Merujuk data Badan Pusat Statistik (BPS), nilai ekspor bahan bakar mineral (didominasi batu bara) serta lemak dan minyak hewani/nabati (didominasi CPO) menembus US$ 83,5 miliar pada Januari-November 2022. Nilai tersebut setara dengan 33% dari total ekspor Indonesia.
Bank Dunia menyebut rasio perdagangan Indonesia kepada nilai PDB memang masih kecil yakni sekitar 40% dari PDB. Rasio tersebut jauh lebih kecil dibandingkan Malaysia (130,6% dari PDB) dan Vietnam (186,5% dari PDB).

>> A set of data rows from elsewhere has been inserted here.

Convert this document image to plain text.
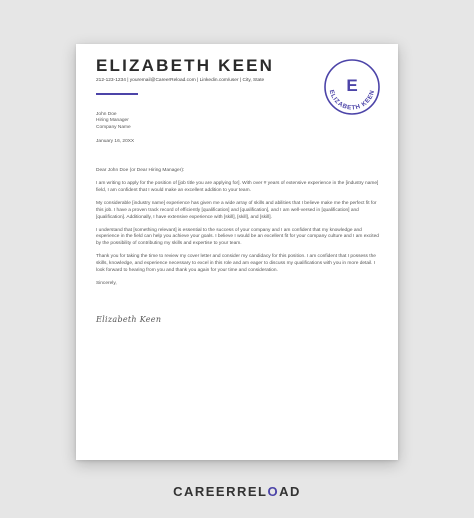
ELIZABETH KEEN
212-123-1234 | youremail@CareerReload.com | Linkedin.com/user | City, State	E
ELIZABETH KEEN
John Doe
Hiring Manager
Company Name
January 16, 20XX

Dear John Doe (or Dear Hiring Manager):

I am writing to apply for the position of [job title you are applying for]. With over # years of extensive experience in the [industry name] field, I am confident that I would make an excellent addition to your team.

My considerable [industry name] experience has given me a wide array of skills and abilities that I believe make me the perfect fit for this job. I have a proven track record of efficiently [qualification] and [qualification], and I am well-versed in [qualification] and [qualification]. Additionally, I have extensive experience with [skill], [skill], and [skill].

I understand that [something relevant] is essential to the success of your company and I am confident that my knowledge and experience in the field can help you achieve your goals. I believe I would be an excellent fit for your company culture and I am excited by the possibility of contributing my skills and expertise to your team.

Thank you for taking the time to review my cover letter and consider my candidacy for this position. I am confident that I possess the skills, knowledge, and experience necessary to excel in this role and am eager to discuss my qualifications with you in more detail. I look forward to hearing from you and thank you again for your time and consideration.

Sincerely,

Elizabeth Keen
CAREERRELOAD
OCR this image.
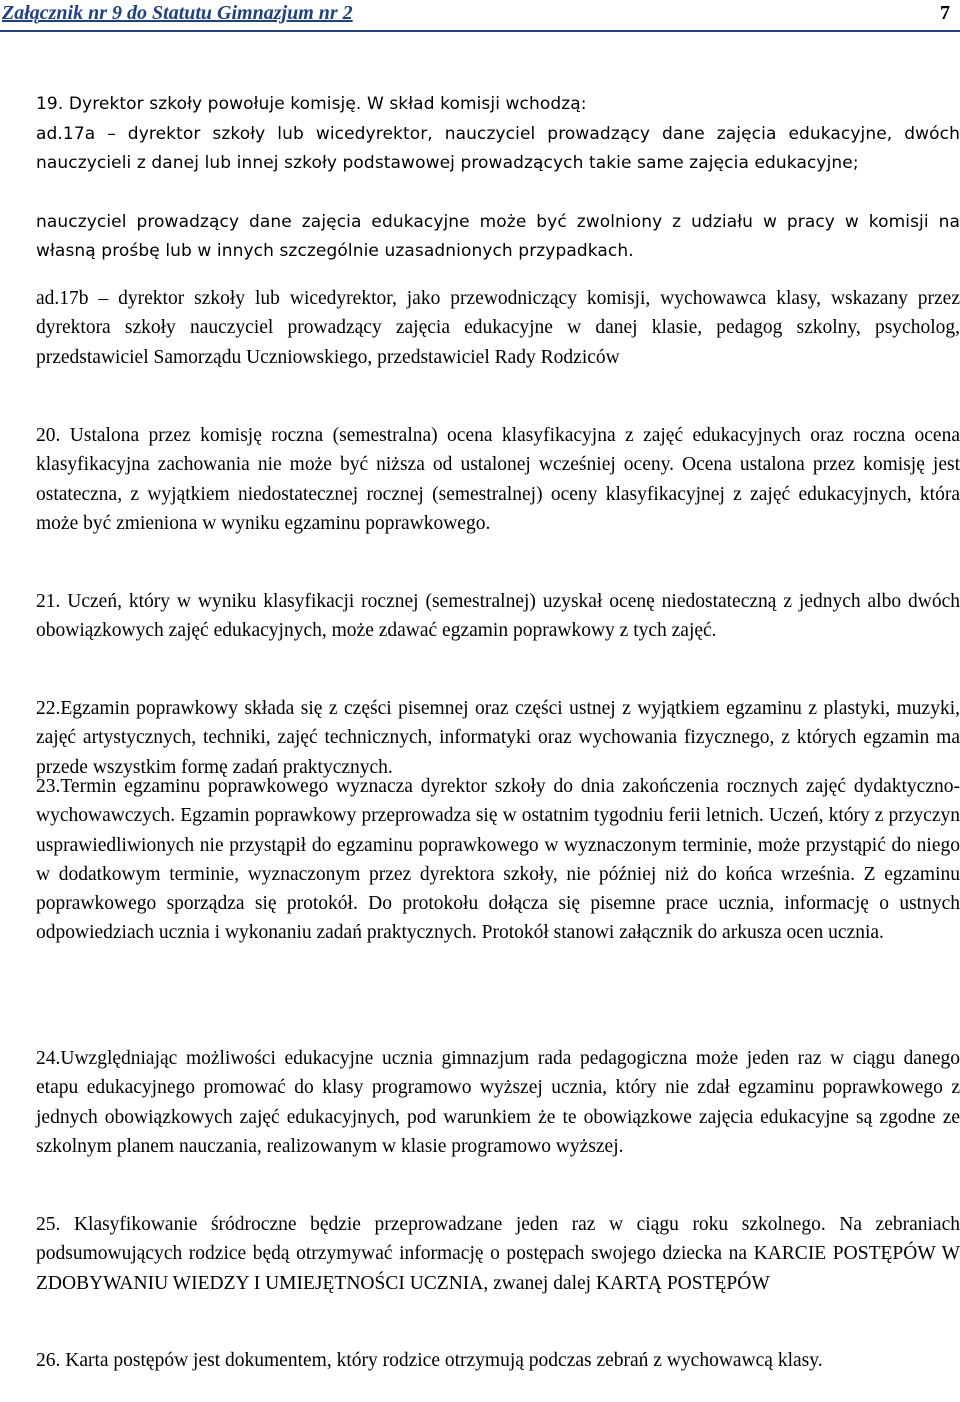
Załącznik nr 9 do Statutu Gimnazjum nr 2	7

19. Dyrektor szkoły powołuje komisję. W skład komisji wchodzą:

ad.17a – dyrektor szkoły lub wicedyrektor, nauczyciel prowadzący dane zajęcia edukacyjne, dwóch nauczycieli z danej lub innej szkoły podstawowej prowadzących takie same zajęcia edukacyjne;

nauczyciel prowadzący dane zajęcia edukacyjne może być zwolniony z udziału w pracy w komisji na własną prośbę lub w innych szczególnie uzasadnionych przypadkach.

ad.17b – dyrektor szkoły lub wicedyrektor, jako przewodniczący komisji, wychowawca klasy, wskazany przez dyrektora szkoły nauczyciel prowadzący zajęcia edukacyjne w danej klasie, pedagog szkolny, psycholog, przedstawiciel Samorządu Uczniowskiego, przedstawiciel Rady Rodziców

20. Ustalona przez komisję roczna (semestralna) ocena klasyfikacyjna z zajęć edukacyjnych oraz roczna ocena klasyfikacyjna zachowania nie może być niższa od ustalonej wcześniej oceny. Ocena ustalona przez komisję jest ostateczna, z wyjątkiem niedostatecznej rocznej (semestralnej) oceny klasyfikacyjnej z zajęć edukacyjnych, która może być zmieniona w wyniku egzaminu poprawkowego.

21. Uczeń, który w wyniku klasyfikacji rocznej (semestralnej) uzyskał ocenę niedostateczną z jednych albo dwóch obowiązkowych zajęć edukacyjnych, może zdawać egzamin poprawkowy z tych zajęć.

22.Egzamin poprawkowy składa się z części pisemnej oraz części ustnej z wyjątkiem egzaminu z plastyki, muzyki, zajęć artystycznych, techniki, zajęć technicznych, informatyki oraz wychowania fizycznego, z których egzamin ma przede wszystkim formę zadań praktycznych.

23.Termin egzaminu poprawkowego wyznacza dyrektor szkoły do dnia zakończenia rocznych zajęć dydaktyczno-wychowawczych. Egzamin poprawkowy przeprowadza się w ostatnim tygodniu ferii letnich. Uczeń, który z przyczyn usprawiedliwionych nie przystąpił do egzaminu poprawkowego w wyznaczonym terminie, może przystąpić do niego w dodatkowym terminie, wyznaczonym przez dyrektora szkoły, nie później niż do końca września. Z egzaminu poprawkowego sporządza się protokół. Do protokołu dołącza się pisemne prace ucznia, informację o ustnych odpowiedziach ucznia i wykonaniu zadań praktycznych. Protokół stanowi załącznik do arkusza ocen ucznia.

24.Uwzględniając możliwości edukacyjne ucznia gimnazjum rada pedagogiczna może jeden raz w ciągu danego etapu edukacyjnego promować do klasy programowo wyższej ucznia, który nie zdał egzaminu poprawkowego z jednych obowiązkowych zajęć edukacyjnych, pod warunkiem że te obowiązkowe zajęcia edukacyjne są zgodne ze szkolnym planem nauczania, realizowanym w klasie programowo wyższej.

25. Klasyfikowanie śródroczne będzie przeprowadzane jeden raz w ciągu roku szkolnego. Na zebraniach podsumowujących rodzice będą otrzymywać informację o postępach swojego dziecka na KARCIE POSTĘPÓW W ZDOBYWANIU WIEDZY I UMIEJĘTNOŚCI UCZNIA, zwanej dalej KARTĄ POSTĘPÓW

26. Karta postępów jest dokumentem, który rodzice otrzymują podczas zebrań z wychowawcą klasy.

Dengan rasio yang lebih kecil maka ekonomi Indonesia relatif tahan banting jika perdagangan global melandai. Pasalnya, dampak perlambatan perdagangan global tidak akan sekencang negara-negara lain.
Namun, melandainya nilai ekspor tetap akan berdampak kepada pertumbuhan ekonomi Indonesia. Ekspor tidak hanya menyumbang penerimaan negara tetapi juga menggerakkan ekonomi daerah.
Bila ekspor melemah maka pendapatan masyarakat di wilayah yang mengandalkan komoditas akan melandai. Dengan pendapatan melemah maka daya beli menurun sehingga gerak ekonomi juga akan anjlok.
Ekspor yang lebih rendah juga akan berdampak negatif kepada transaksi berjalan serta rupiah. Jika ekspor melemah maka transaksi berjalan bisa kembali ke arah defisit dan hal tersebut bisa semakin menekan rupiah.
Dengan segala tantangan besar pada tahun 2023, pemerintah memang mesti meningkatkan kewaspadaan dan tidak boleh salah mengambil kebijakan. Jika terpeleset, bukan hanya pertumbuhan ekonomi yang menjadi korban tetapi juga kesejahteraan masyarakat.